Feilden Clegg Bradley Studios (FCBStudios) will take over as design leads for the renovation of Liverpool’s International Slavery Museum and Maritime Museum. FCBS assumed the commission after National Museums Liverpool (NML) severed ties with Adjaye Associates following allegations of sexual misconduct against David Adjaye. Adjaye Associates was selected as the winning firm for the renovation in 2022 following a competition. Ralph Appelbaum Associates, appointed in 2022 alongside Adjaye Associates, will stay on the design team in the role of exhibition designer.

“To be bringing two such visionary designers with international reputations to the project represents the bold ambition and thinking behind it,” said NML director Laura Pye in a statement.

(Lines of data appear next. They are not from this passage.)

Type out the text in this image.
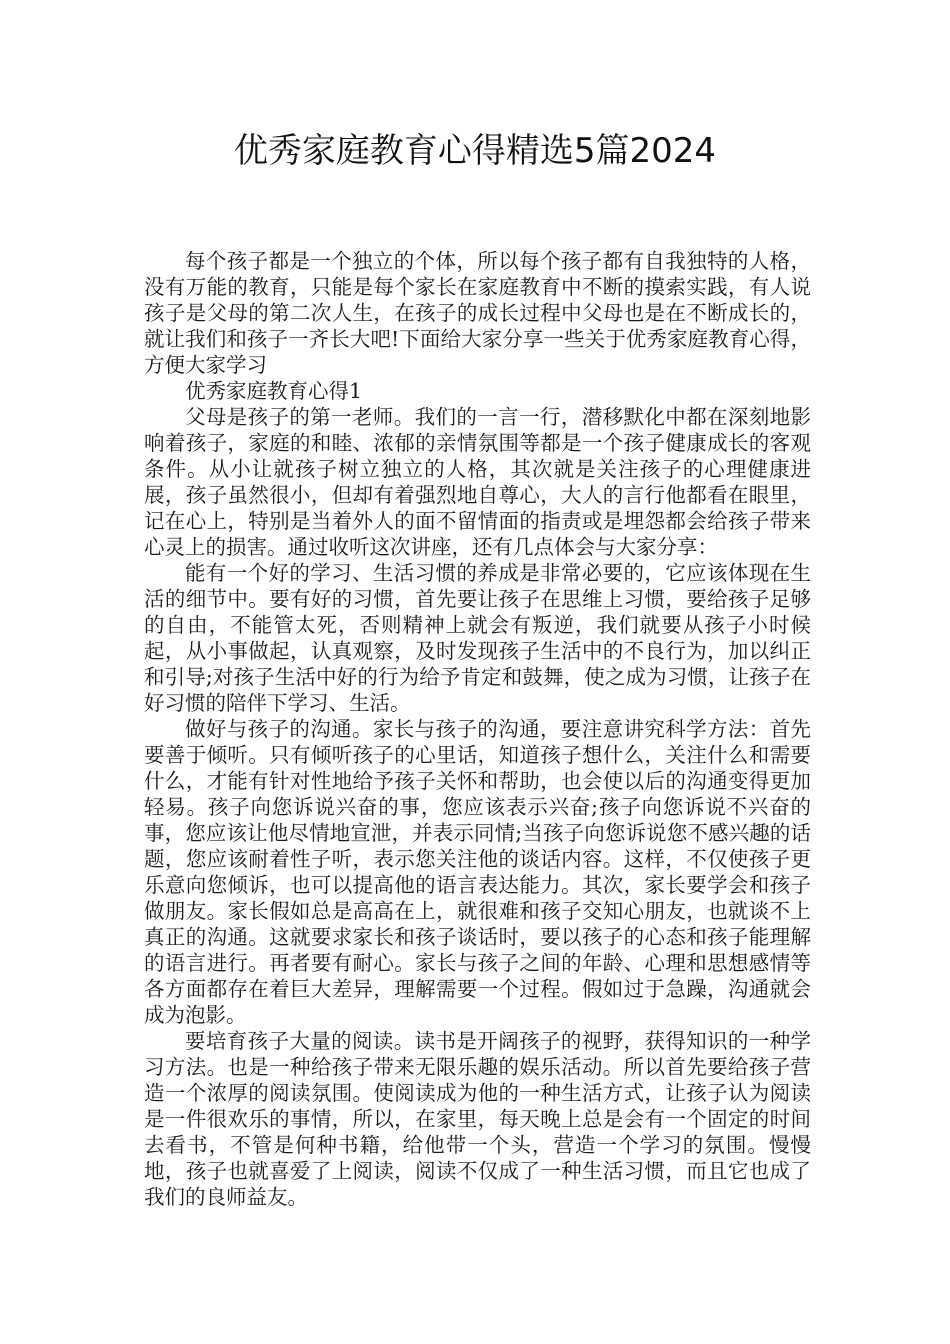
优秀家庭教育心得精选5篇2024

每个孩子都是一个独立的个体，所以每个孩子都有自我独特的人格，没有万能的教育，只能是每个家长在家庭教育中不断的摸索实践，有人说孩子是父母的第二次人生，在孩子的成长过程中父母也是在不断成长的，就让我们和孩子一齐长大吧!下面给大家分享一些关于优秀家庭教育心得，方便大家学习

优秀家庭教育心得1

父母是孩子的第一老师。我们的一言一行，潜移默化中都在深刻地影响着孩子，家庭的和睦、浓郁的亲情氛围等都是一个孩子健康成长的客观条件。从小让就孩子树立独立的人格，其次就是关注孩子的心理健康进展，孩子虽然很小，但却有着强烈地自尊心，大人的言行他都看在眼里，记在心上，特别是当着外人的面不留情面的指责或是埋怨都会给孩子带来心灵上的损害。通过收听这次讲座，还有几点体会与大家分享：

能有一个好的学习、生活习惯的养成是非常必要的，它应该体现在生活的细节中。要有好的习惯，首先要让孩子在思维上习惯，要给孩子足够的自由，不能管太死，否则精神上就会有叛逆，我们就要从孩子小时候起，从小事做起，认真观察，及时发现孩子生活中的不良行为，加以纠正和引导;对孩子生活中好的行为给予肯定和鼓舞，使之成为习惯，让孩子在好习惯的陪伴下学习、生活。

做好与孩子的沟通。家长与孩子的沟通，要注意讲究科学方法：首先要善于倾听。只有倾听孩子的心里话，知道孩子想什么，关注什么和需要什么，才能有针对性地给予孩子关怀和帮助，也会使以后的沟通变得更加轻易。孩子向您诉说兴奋的事，您应该表示兴奋;孩子向您诉说不兴奋的事，您应该让他尽情地宣泄，并表示同情;当孩子向您诉说您不感兴趣的话题，您应该耐着性子听，表示您关注他的谈话内容。这样，不仅使孩子更乐意向您倾诉，也可以提高他的语言表达能力。其次，家长要学会和孩子做朋友。家长假如总是高高在上，就很难和孩子交知心朋友，也就谈不上真正的沟通。这就要求家长和孩子谈话时，要以孩子的心态和孩子能理解的语言进行。再者要有耐心。家长与孩子之间的年龄、心理和思想感情等各方面都存在着巨大差异，理解需要一个过程。假如过于急躁，沟通就会成为泡影。

要培育孩子大量的阅读。读书是开阔孩子的视野，获得知识的一种学习方法。也是一种给孩子带来无限乐趣的娱乐活动。所以首先要给孩子营造一个浓厚的阅读氛围。使阅读成为他的一种生活方式，让孩子认为阅读是一件很欢乐的事情，所以，在家里，每天晚上总是会有一个固定的时间去看书，不管是何种书籍，给他带一个头，营造一个学习的氛围。慢慢地，孩子也就喜爱了上阅读，阅读不仅成了一种生活习惯，而且它也成了我们的良师益友。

The project will focus on two existing Grade I–listed buildings situated along the Liverpool waterfront: the Hartley Pavilion—a former warehouse housing the Maritime Museum and International Slave Museum—and the  adjacent Dr. Martin Luther King Jr Building (MLK). The Maritime Museum opened in 1984 to share the area’s seafaring history and the International Slavery Museum opened on the third floor of the same building in 2007.

The redesign is part of a larger initiative known as the Waterfront Transformation Project, a new vision for the sites between Liverpool’s Royal Albert Dock and Mann Island. The visionary scheme also takes on reimagining the Canning Dock, a project by Asif Khan Studio and Theaster Gates, supported by Adjaye Associates and Atelier Masōmī, that transforms the former docks into usable public space.

FCBStudios is well suited to work on the project and already familiar with the site and its history. The firm with offices across the United Kingdom and Ireland has worked on other projects for National Museums Liverpool and developed the master plan for the slew of waterfront projects that have already taken hold at the site.

Peter Clegg, FCBS; Kudzai Matsvai, University of Liverpool; Kossy Nnachetta, FCBS; Geoff Rich, FCBS; and Ilze Wolff, University of Liverpool (© Pete Carr)

The firm also supported the two museums in their bid for project funding from the National Heritage Lottery fund. Additionally, the firm was one of four to be shortlisted in the competition that first awarded the job to Adjaye Associates. Other shortlisted firms were Haworth Tompkins with JA Projects and heneghen peng architects with DROO Architects.

“FCBS are excited and humbled by the invitation to join the NML team and to lead the architectural transformation of these museums,” added FCBS partner, Kossy Nnachetta. “We understand that there is huge responsibility to help create a platform to tell this story, long whispered, yet still awaiting the space to fully express itself; and all the potent, deep-seated emotions it can elicit.”

In addition to Ralph Appelbaum Associates, FCBStudios will also be joined by faculty and a PhD candidate from the University of Liverpool School of Architecture. This team includes professors Ilze Wolff and Ola Uduku; and PhD candidate Kudzai Matsvai.

Under the redesign, the Dr. Martin Luther King Jr. Building will now serve as the main entry point into the International Slavery Museum, an effort aimed at giving the museum a stronger presence. As for the Hartley Pavilion renovations will concentrate on improving circulation and will add a new shop, cafe, and event and exhibition space.

The project is estimated to cost around $73.3 million (£58 million).